Géographiquement, le Bénélux, la France et l’Espagne devraient en principe partager le même fuseau horaire que Londres ou Lisbonne. Mais en 1940, le Troisième Reich a imposé l’heure de Berlin aux pays conquis, et l’Espagne s’est alignée. Après la guerre, la plupart ont conservé l’heure allemande, la France préférant parler, par euphémisme, de “nouvelle heure”.
Aujourd’hui, l’opinion publique dans chaque pays diverge: l’Allemagne, les Pays-Bas ou la Pologne préféreraient rester à l’heure d’hiver, tandis que la France, l’Italie et l’Espagne voudraient conserver l’heure d’été. Résultat: un chaos potentiel si chacun faisait bande à part. Sans compter que pour des pays situés au cœur du continent, comme la Suisse [lire encadré] ou la Belgique, pris en étau entre des voisins sur des fuseaux horaires différents, ce serait un véritable casse-tête économique et logistique.
>> Voir le sujet du 19h30 sur l’heure d’hiver :
Passage à l’heure d’hiver: appel à la prudence sur les routes / 19h30 / 2 min. / hier à 19:30 Engrenage compliqué
Le changement d’heure n’est pas né d’hier. Pendant la Première Guerre mondiale, l’Allemagne, le Royaume-Uni, les Etats-Unis et la France ont adopté l’heure d’été pour des raisons d’économie d’énergie, et notamment de charbon.

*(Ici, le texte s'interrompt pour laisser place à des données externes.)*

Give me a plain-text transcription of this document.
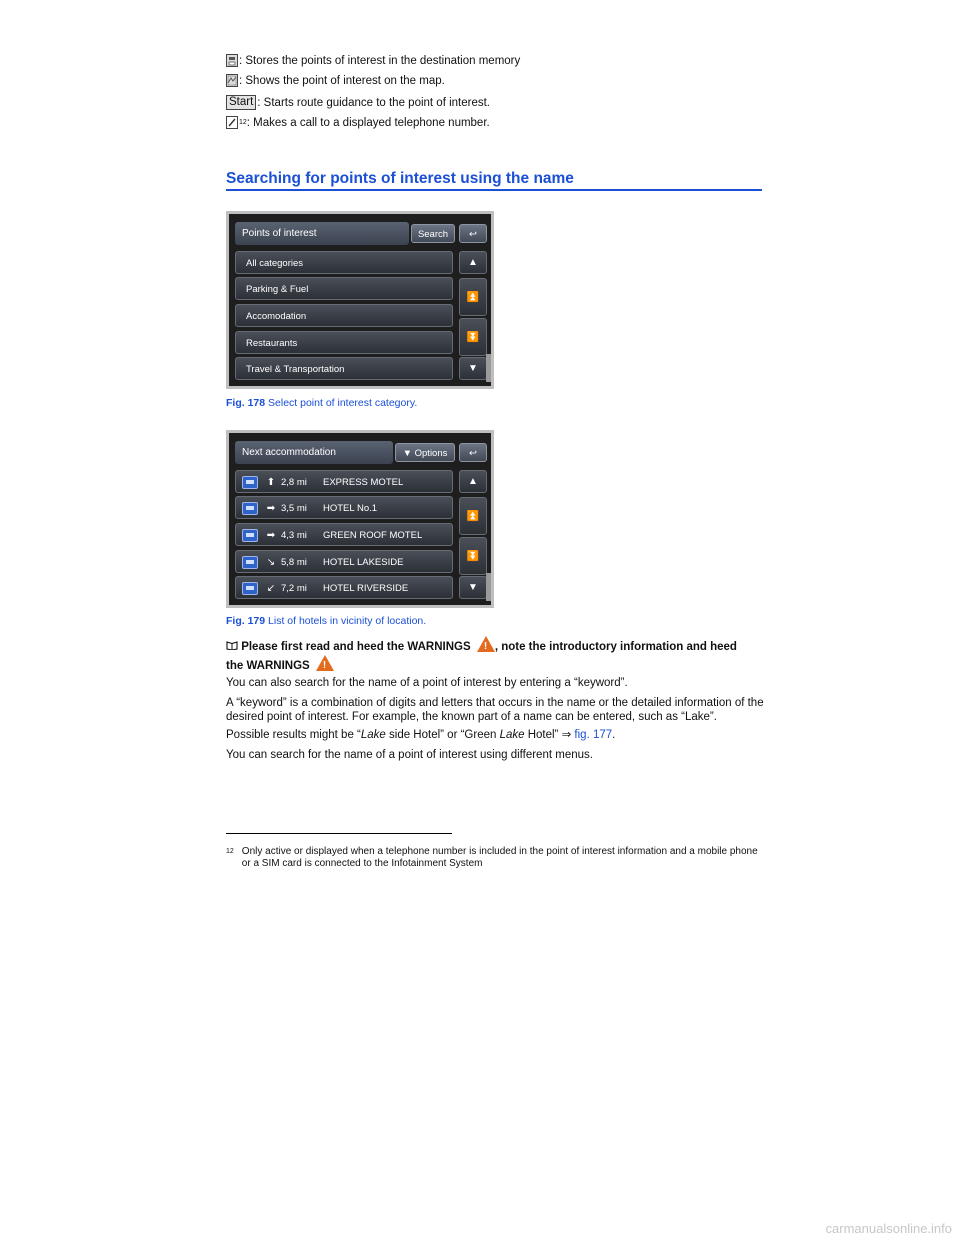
: Stores the points of interest in the destination memory
: Shows the point of interest on the map.
Start : Starts route guidance to the point of interest.
12 : Makes a call to a displayed telephone number.
Searching for points of interest using the name
Points of interest	Search	↩
All categories
Parking & Fuel
Accomodation
Restaurants
Travel & Transportation
▲
⏫
⏬
▼
Fig. 178 Select point of interest category.
Next accommodation	▼ Options	↩
⬆ 2,8 mi EXPRESS MOTEL
➡ 3,5 mi HOTEL No.1
➡ 4,3 mi GREEN ROOF MOTEL
↘ 5,8 mi HOTEL LAKESIDE
↙ 7,2 mi HOTEL RIVERSIDE
▲
⏫
⏬
▼
Fig. 179 List of hotels in vicinity of location.
Please first read and heed the WARNINGS !, note the introductory information and heed
the WARNINGS !
You can also search for the name of a point of interest by entering a “keyword”.
A “keyword” is a combination of digits and letters that occurs in the name or the detailed information of the desired point of interest. For example, the known part of a name can be entered, such as “Lake”.
Possible results might be “Lake side Hotel” or “Green Lake Hotel” ⇒ fig. 177.
You can search for the name of a point of interest using different menus.
12 Only active or displayed when a telephone number is included in the point of interest information and a mobile phone or a SIM card is connected to the Infotainment System
carmanualsonline.info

En France, la situation avait même viré à l’absurde: l’Hexagone avait gardé ces changements d’heure jusqu’en 1945, mais à la suite de l’invasion allemande, la zone libre et la zone occupée n’ont plus eu la même heure pendant quelques années.
Après le choc pétrolier des années 1970, l’Europe remet ça, mais dans le plus grand désordre. A tel point que la loi européenne de 1980 ne donnait que la date du passage à l’heure d’été en mars. Il a fallu attendre 1994 pour que tous les pays passent à l’heure d’hiver à la même date en octobre.
Quarante-cinq ans plus tard, le constat est partagé: les changements d’heures ne sont plus synonymes d’économie d’énergie et ne sont pas bénéfiques pour la santé. Mais les gouvernements ont peur de remettre le doigt dans un engrenage compliqué.
Certains relativisent même, se disant que la situation pourrait être pire: l’Europe n’est en effet pas dans la position des Etats-Unis ou du Canada, où ce sont les municipalités elles-mêmes qui décident de leur fuseau horaire.